Ted, a good man who shouldered his wife and child’s conditions without complaint, would have the easier life he deserved. He wouldn’t have to endure the bites of emotional burns, nor have a strategic awareness of what fire smothering options were available.

And Annalise. Her beautiful child. There was nothing about Annalise that Rebecca would change except to take away the hurt. To alleviate her daughter from the fear of being different from others, the humiliation of divulging her innermost yet external flaws, the sadness when others didn’t understand.

Rebecca swallowed a sob. Her fingers twitched and she felt the familiar current buzzing in her wiggling digits.

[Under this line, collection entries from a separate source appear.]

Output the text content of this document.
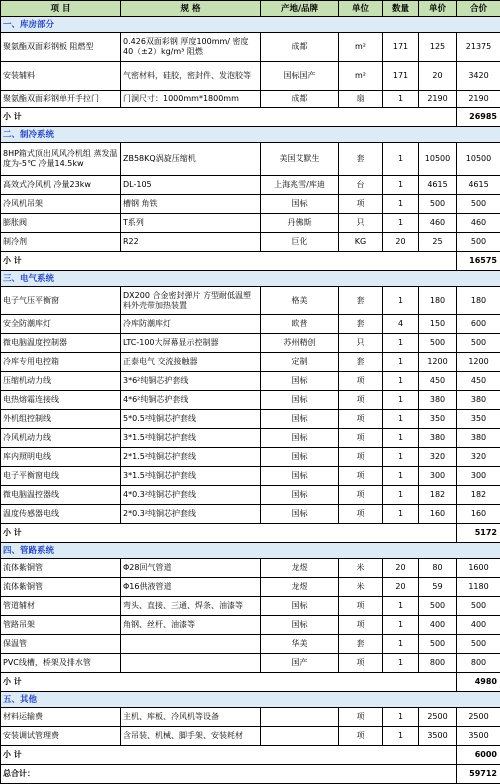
项 目	规 格	产地/品牌	单位	数量	单价	合价
一、库房部分						
聚氨酯双面彩钢板 阻燃型	0.426双面彩钢 厚度100mm/ 密度40（±2）kg/m³ 阻燃	成都	m²	171	125	21375
安装辅料	气密材料，硅胶，密封件、发泡胶等	国标国产	m²	171	20	3420
聚氨酯双面彩钢单开手拉门	门洞尺寸：1000mm*1800mm	成都	扇	1	2190	2190
小 计						26985
二、制冷系统						
8HP箱式顶出风风冷机组 蒸发温度为-5℃ 冷量14.5kw	ZB58KQ涡旋压缩机	美国艾默生	套	1	10500	10500
高效式冷风机 冷量23kw	DL-105	上海兆雪/库迪	台	1	4615	4615
冷风机吊架	槽钢 角铁	国标	项	1	500	500
膨胀阀	T系列	丹佛斯	只	1	460	460
制冷剂	R22	巨化	KG	20	25	500
小 计						16575
三、电气系统						
电子气压平衡窗	DX200 合金密封弹片 方型耐低温塑料外壳带加热装置	格美	套	1	180	180
安全防潮库灯	冷库防潮库灯	欧普	套	4	150	600
微电脑温度控制器	LTC-100大屏幕显示控制器	苏州精创	只	1	500	500
冷库专用电控箱	正泰电气 交流接触器	定制	套	1	1200	1200
压缩机动力线	3*6²纯铜芯护套线	国标	项	1	450	450
电热熔霜连接线	4*6²纯铜芯护套线	国标	项	1	380	380
外机组控制线	5*0.5²纯铜芯护套线	国标	项	1	350	350
冷风机动力线	3*1.5²纯铜芯护套线	国标	项	1	380	380
库内照明电线	2*1.5²纯铜芯护套线	国标	项	1	320	320
电子平衡窗电线	3*1.5²纯铜芯护套线	国标	项	1	300	300
微电脑温控器线	4*0.3²纯铜芯护套线	国标	项	1	182	182
温度传感器电线	2*0.3²纯铜芯护套线	国标	项	1	160	160
小 计						5172
四、管路系统						
流体紫铜管	Φ28回气管道	龙煜	米	20	80	1600
流体紫铜管	Φ16供液管道	龙煜	米	20	59	1180
管道辅材	弯头、直接、三通、焊条、油漆等	国标	项	1	500	500
管路吊架	角钢、丝杆、油漆等	国标	项	1	400	400
保温管		华美	套	1	500	500
PVC线槽，桥架及排水管		国产	项	1	800	800
小 计						4980
五、其他						
材料运输费	主机、库板、冷风机等设备		项	1	2500	2500
安装调试管理费	含吊装、机械、脚手架、安装耗材		项	1	3500	3500
小 计						6000
总合计：						59712
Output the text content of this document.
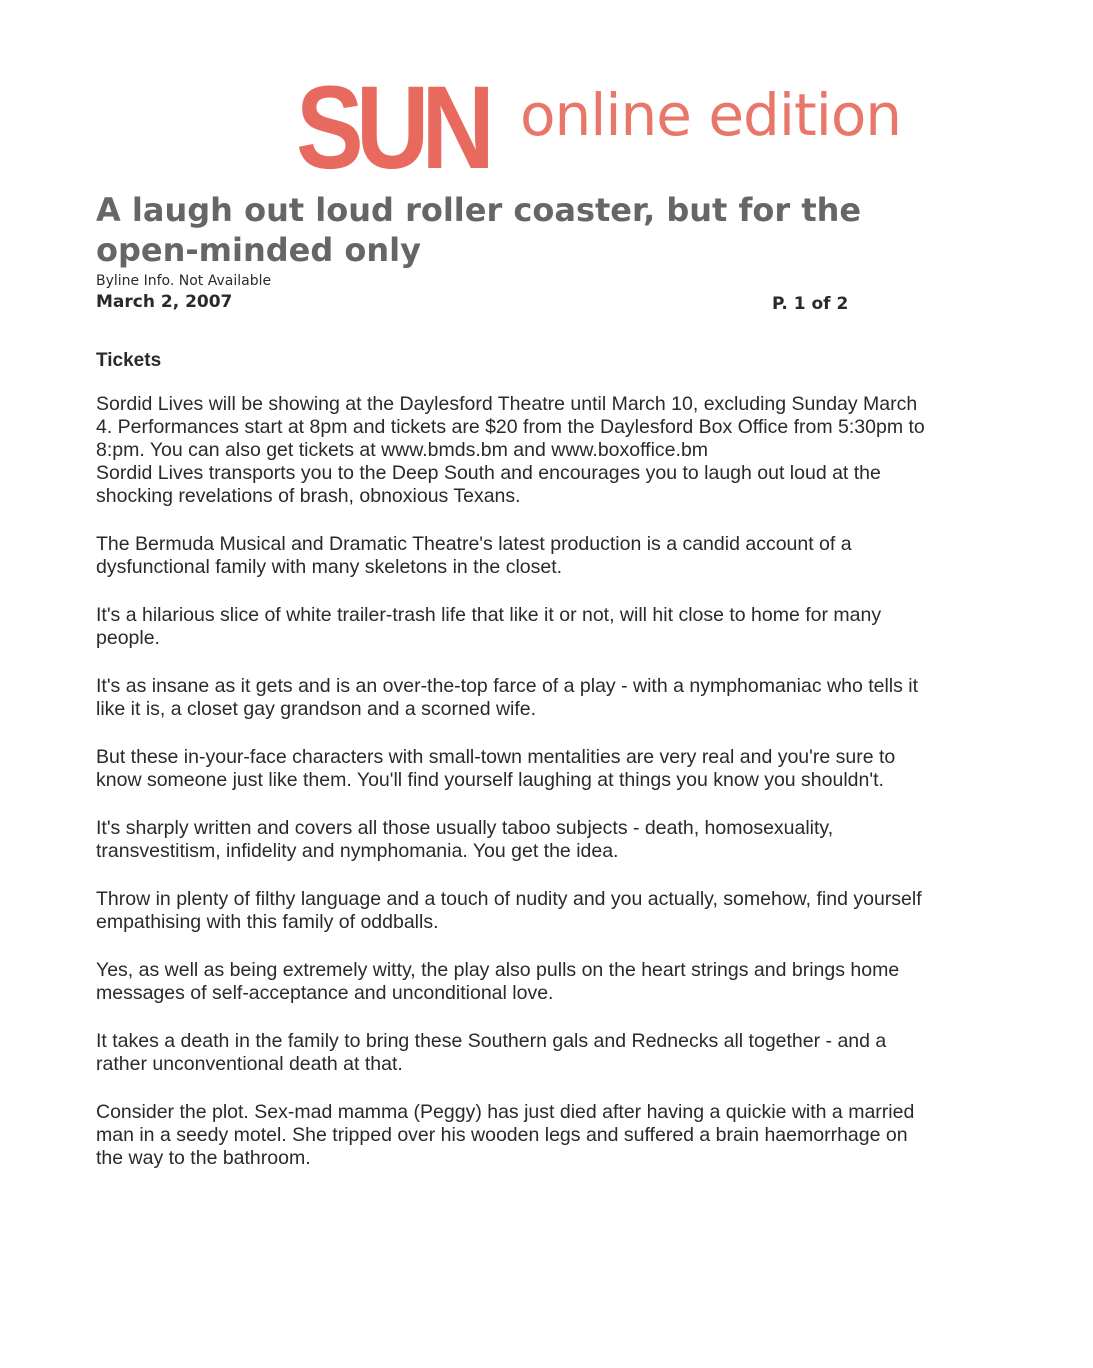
SUN online edition
A laugh out loud roller coaster, but for the
open-minded only
Byline Info. Not Available
March 2, 2007	P. 1 of 2
Tickets

Sordid Lives will be showing at the Daylesford Theatre until March 10, excluding Sunday March
4. Performances start at 8pm and tickets are $20 from the Daylesford Box Office from 5:30pm to
8:pm. You can also get tickets at www.bmds.bm and www.boxoffice.bm
Sordid Lives transports you to the Deep South and encourages you to laugh out loud at the
shocking revelations of brash, obnoxious Texans.

The Bermuda Musical and Dramatic Theatre's latest production is a candid account of a
dysfunctional family with many skeletons in the closet.

It's a hilarious slice of white trailer-trash life that like it or not, will hit close to home for many
people.

It's as insane as it gets and is an over-the-top farce of a play - with a nymphomaniac who tells it
like it is, a closet gay grandson and a scorned wife.

But these in-your-face characters with small-town mentalities are very real and you're sure to
know someone just like them. You'll find yourself laughing at things you know you shouldn't.

It's sharply written and covers all those usually taboo subjects - death, homosexuality,
transvestitism, infidelity and nymphomania. You get the idea.

Throw in plenty of filthy language and a touch of nudity and you actually, somehow, find yourself
empathising with this family of oddballs.

Yes, as well as being extremely witty, the play also pulls on the heart strings and brings home
messages of self-acceptance and unconditional love.

It takes a death in the family to bring these Southern gals and Rednecks all together - and a
rather unconventional death at that.

Consider the plot. Sex-mad mamma (Peggy) has just died after having a quickie with a married
man in a seedy motel. She tripped over his wooden legs and suffered a brain haemorrhage on
the way to the bathroom.
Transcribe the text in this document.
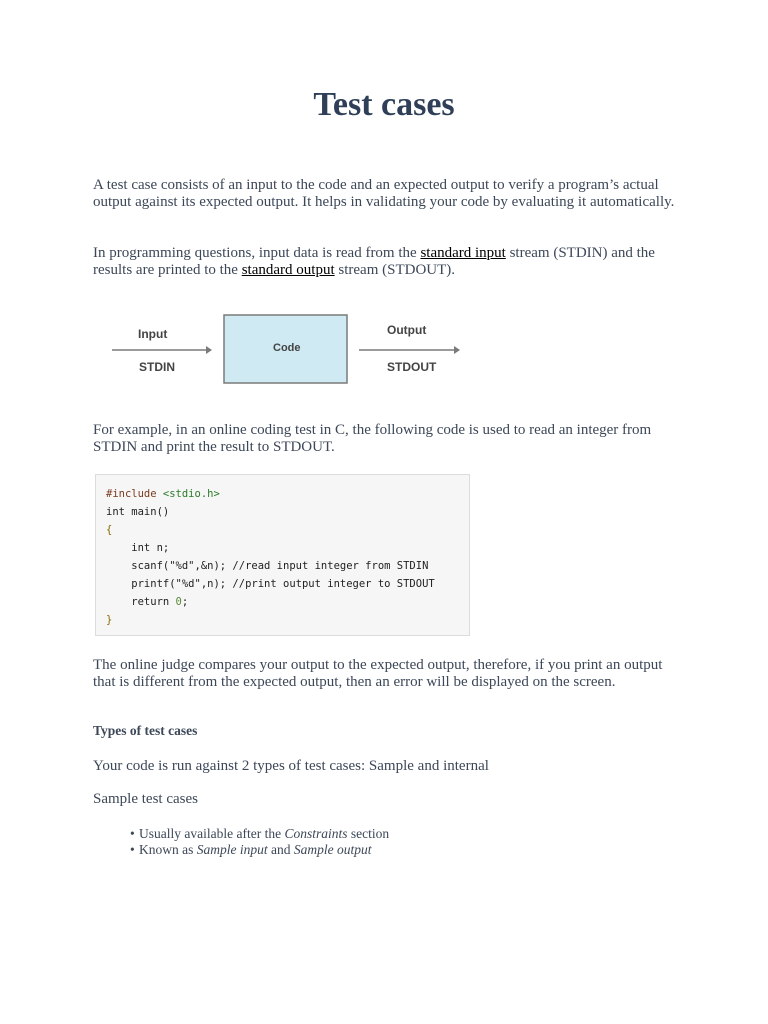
Test cases

A test case consists of an input to the code and an expected output to verify a program’s actual output against its expected output. It helps in validating your code by evaluating it automatically.

In programming questions, input data is read from the standard input stream (STDIN) and the results are printed to the standard output stream (STDOUT).

Input
STDIN
Code
Output
STDOUT

For example, in an online coding test in C, the following code is used to read an integer from STDIN and print the result to STDOUT.

#include <stdio.h>
int main()
{
int n;
scanf("%d",&n); //read input integer from STDIN
printf("%d",n); //print output integer to STDOUT
return 0;
}

The online judge compares your output to the expected output, therefore, if you print an output that is different from the expected output, then an error will be displayed on the screen.

Types of test cases

Your code is run against 2 types of test cases: Sample and internal

Sample test cases

• Usually available after the Constraints section
• Known as Sample input and Sample output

“Hey, Mom!” Annalise shouted, interrupting Rebecca’s spiral. She waved at her mother. “Come here!” Rebecca inhaled a deep breath through a tight throat.

“What’s this?” They had wandered into the ticketed Apsáalooke Women exhibit, a temporary exhibit featuring the history of the Native American tribe’s women. Annalise pointed to a leathered shield behind glass. Across the taut leather, a painted red man waved from beneath three bound feathers and a dried bird’s head and neck.

“It’s one of the shields of the Apsáalooke people. In their culture, men made the shields, but women were the keepers of them. They cared for the parts that would protect their people in battle. Like protectors for the protectors.” Annalise beamed at her mother. “Kind of beautiful, isn’t it?”

Rebecca eyed the artistic defensive equipment, then her daughter. Her creative child who had yet to learn how amazing she was.

But Rebecca knew. She knew the power and capabilities Annalise held and that she and Ted would continue to guide their daughter towards the life only she could live.

“It’s beyond beautiful,” Rebecca smiled.

As Ted rambled on, reading from the small signs in front of the glass displays, and Annalise listened as his rapt audience, Rebecca felt the grounding she needed.